Peter LaFarge (1931-1965), a Navy veteran and folk musician who was a part of the Greenwich Village life in the ’50s and ’60s, wrote about the life of Ira Hayes, a Pima Indian from Arizona, who was one of six Marines to erect the flag at Iwo Jima. Possibly today, in the atmosphere of hate that has tried to engulf Arizona, Ira Hayes might be stopped and searched for possibly being an illegal Mexican. This version of the “Ballad of Ira Hayes” is from Johnny Cash. Most people know he was active with groups less fortunate than most of us; few, outside his friends and family, also knew he didn’t support the Viet Nam War.
In today’s Act I, please listen to a ballad of a hero.
Act II: Many of the songs of the Civil Rights era had origins in the songs of West Africa and American slavery. Mahalia Jackson (1911-1972), a descendant of slaves, was the “Queen of Gospel,” and one of the more active Americans in the fight for civil rights. In her career, she won six Grammys, including one for Lifetime Achievement. She influenced more than a generation of singers. Dinah Shore (1916-1994), the daughter of immigrant Russian Jews, was one of the Big Band era’s most popular singers. During the 1950s and 1960s, her variety television show was one of the most popular on air—and also brought to a national stage many persons who were discriminated against by other shows and other media.
Please take a few moments to hear Mahalia Jackson and Dinah Shore sing a Gospel spiritual that long before the ’60s became an anti-war anthem.

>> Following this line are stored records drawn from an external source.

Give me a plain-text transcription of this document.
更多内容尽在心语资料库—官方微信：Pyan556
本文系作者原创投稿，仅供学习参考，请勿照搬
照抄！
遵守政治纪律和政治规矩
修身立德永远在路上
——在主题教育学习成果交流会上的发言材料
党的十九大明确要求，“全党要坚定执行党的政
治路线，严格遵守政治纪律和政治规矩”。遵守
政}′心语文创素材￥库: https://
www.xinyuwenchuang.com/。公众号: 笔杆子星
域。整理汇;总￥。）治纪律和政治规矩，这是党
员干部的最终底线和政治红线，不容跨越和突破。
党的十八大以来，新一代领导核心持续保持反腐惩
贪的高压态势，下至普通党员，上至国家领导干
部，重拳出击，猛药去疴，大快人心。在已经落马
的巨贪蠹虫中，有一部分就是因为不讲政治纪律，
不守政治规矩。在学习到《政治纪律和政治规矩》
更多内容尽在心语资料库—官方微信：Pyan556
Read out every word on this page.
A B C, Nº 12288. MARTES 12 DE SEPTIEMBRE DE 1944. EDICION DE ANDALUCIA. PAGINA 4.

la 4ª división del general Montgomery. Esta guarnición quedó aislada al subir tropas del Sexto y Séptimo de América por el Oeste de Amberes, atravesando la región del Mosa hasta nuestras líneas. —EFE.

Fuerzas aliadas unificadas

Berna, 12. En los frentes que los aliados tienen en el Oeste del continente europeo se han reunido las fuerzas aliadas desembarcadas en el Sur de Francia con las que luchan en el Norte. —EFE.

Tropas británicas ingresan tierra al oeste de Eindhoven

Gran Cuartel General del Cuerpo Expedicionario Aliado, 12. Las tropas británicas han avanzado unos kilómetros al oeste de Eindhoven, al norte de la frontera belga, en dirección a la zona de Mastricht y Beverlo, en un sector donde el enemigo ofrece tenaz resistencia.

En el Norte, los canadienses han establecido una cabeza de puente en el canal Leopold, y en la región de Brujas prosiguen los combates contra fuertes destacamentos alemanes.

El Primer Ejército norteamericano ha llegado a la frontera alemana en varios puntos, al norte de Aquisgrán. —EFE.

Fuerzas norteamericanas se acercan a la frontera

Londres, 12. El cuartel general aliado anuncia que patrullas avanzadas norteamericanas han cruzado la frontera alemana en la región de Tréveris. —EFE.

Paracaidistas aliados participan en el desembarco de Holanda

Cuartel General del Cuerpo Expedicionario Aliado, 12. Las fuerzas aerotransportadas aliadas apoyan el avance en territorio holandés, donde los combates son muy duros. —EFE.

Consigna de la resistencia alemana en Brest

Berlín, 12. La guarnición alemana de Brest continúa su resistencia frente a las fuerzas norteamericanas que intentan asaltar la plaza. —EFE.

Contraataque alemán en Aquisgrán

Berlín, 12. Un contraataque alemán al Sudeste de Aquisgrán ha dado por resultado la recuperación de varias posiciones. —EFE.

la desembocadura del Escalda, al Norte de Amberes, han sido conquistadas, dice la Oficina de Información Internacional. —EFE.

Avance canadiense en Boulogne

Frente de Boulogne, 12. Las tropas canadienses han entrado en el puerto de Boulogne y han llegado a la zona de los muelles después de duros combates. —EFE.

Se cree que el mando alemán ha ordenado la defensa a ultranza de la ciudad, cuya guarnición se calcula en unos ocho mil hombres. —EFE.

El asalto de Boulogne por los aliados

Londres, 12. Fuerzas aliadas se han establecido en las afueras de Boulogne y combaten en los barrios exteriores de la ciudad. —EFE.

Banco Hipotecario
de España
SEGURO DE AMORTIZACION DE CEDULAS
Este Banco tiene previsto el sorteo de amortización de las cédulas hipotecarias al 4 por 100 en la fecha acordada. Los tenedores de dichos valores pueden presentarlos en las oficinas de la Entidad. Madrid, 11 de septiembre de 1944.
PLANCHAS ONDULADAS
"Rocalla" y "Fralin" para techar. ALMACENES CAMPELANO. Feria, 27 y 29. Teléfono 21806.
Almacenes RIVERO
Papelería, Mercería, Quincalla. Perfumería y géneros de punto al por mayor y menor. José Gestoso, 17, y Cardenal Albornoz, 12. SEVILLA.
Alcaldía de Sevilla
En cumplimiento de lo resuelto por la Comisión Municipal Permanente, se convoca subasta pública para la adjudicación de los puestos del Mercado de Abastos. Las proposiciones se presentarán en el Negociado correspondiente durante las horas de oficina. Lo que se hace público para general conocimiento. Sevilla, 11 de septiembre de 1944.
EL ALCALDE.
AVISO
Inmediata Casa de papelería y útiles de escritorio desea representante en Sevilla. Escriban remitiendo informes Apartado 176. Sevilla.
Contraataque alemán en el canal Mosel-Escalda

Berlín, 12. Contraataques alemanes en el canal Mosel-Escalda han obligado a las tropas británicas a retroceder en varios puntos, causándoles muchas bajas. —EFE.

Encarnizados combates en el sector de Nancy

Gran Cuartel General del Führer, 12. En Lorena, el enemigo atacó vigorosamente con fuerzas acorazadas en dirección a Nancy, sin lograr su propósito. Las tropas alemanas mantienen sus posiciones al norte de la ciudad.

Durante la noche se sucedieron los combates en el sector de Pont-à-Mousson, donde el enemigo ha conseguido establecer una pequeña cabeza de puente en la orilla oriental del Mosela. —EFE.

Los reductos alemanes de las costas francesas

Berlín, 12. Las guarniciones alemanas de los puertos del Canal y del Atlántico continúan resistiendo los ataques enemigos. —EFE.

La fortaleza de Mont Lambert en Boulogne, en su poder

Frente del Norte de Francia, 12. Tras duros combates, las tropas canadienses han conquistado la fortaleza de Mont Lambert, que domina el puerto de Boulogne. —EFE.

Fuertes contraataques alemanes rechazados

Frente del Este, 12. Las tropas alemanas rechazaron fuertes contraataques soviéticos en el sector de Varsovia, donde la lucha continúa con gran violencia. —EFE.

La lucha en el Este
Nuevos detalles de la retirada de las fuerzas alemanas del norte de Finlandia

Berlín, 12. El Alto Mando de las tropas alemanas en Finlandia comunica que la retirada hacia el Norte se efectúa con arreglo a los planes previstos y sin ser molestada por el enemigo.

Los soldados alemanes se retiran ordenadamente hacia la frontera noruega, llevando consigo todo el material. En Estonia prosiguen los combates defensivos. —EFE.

Act III: Ed McCurdy (1919-2000), from Willow Hall, Pa., began his career as a romantic ballad singer, and then became a popular radio DJ, song writer, and folksinger in Canada His most popular song is “Last Night I Had the Strangest Dream,” which became the official song of the Peace Corps. It has been recorded in more than 70 languages, and covered by almost every major folksinger of the 1960s and 1970s, and is still being sung today. John Denver (1943-1997) is well known for both his singing and songwriting. His causes were for the environment and the homeless. In this special video, John is at the Capitol Mall during a 500,000 person peace march against the Viet Nam War.
For Act III of the final day of the Memorial Day Week series, let’s hear John Denver’s version of Ed McCurdy’s dream about the end of war, and dream that the sentiment of this song may yet come true.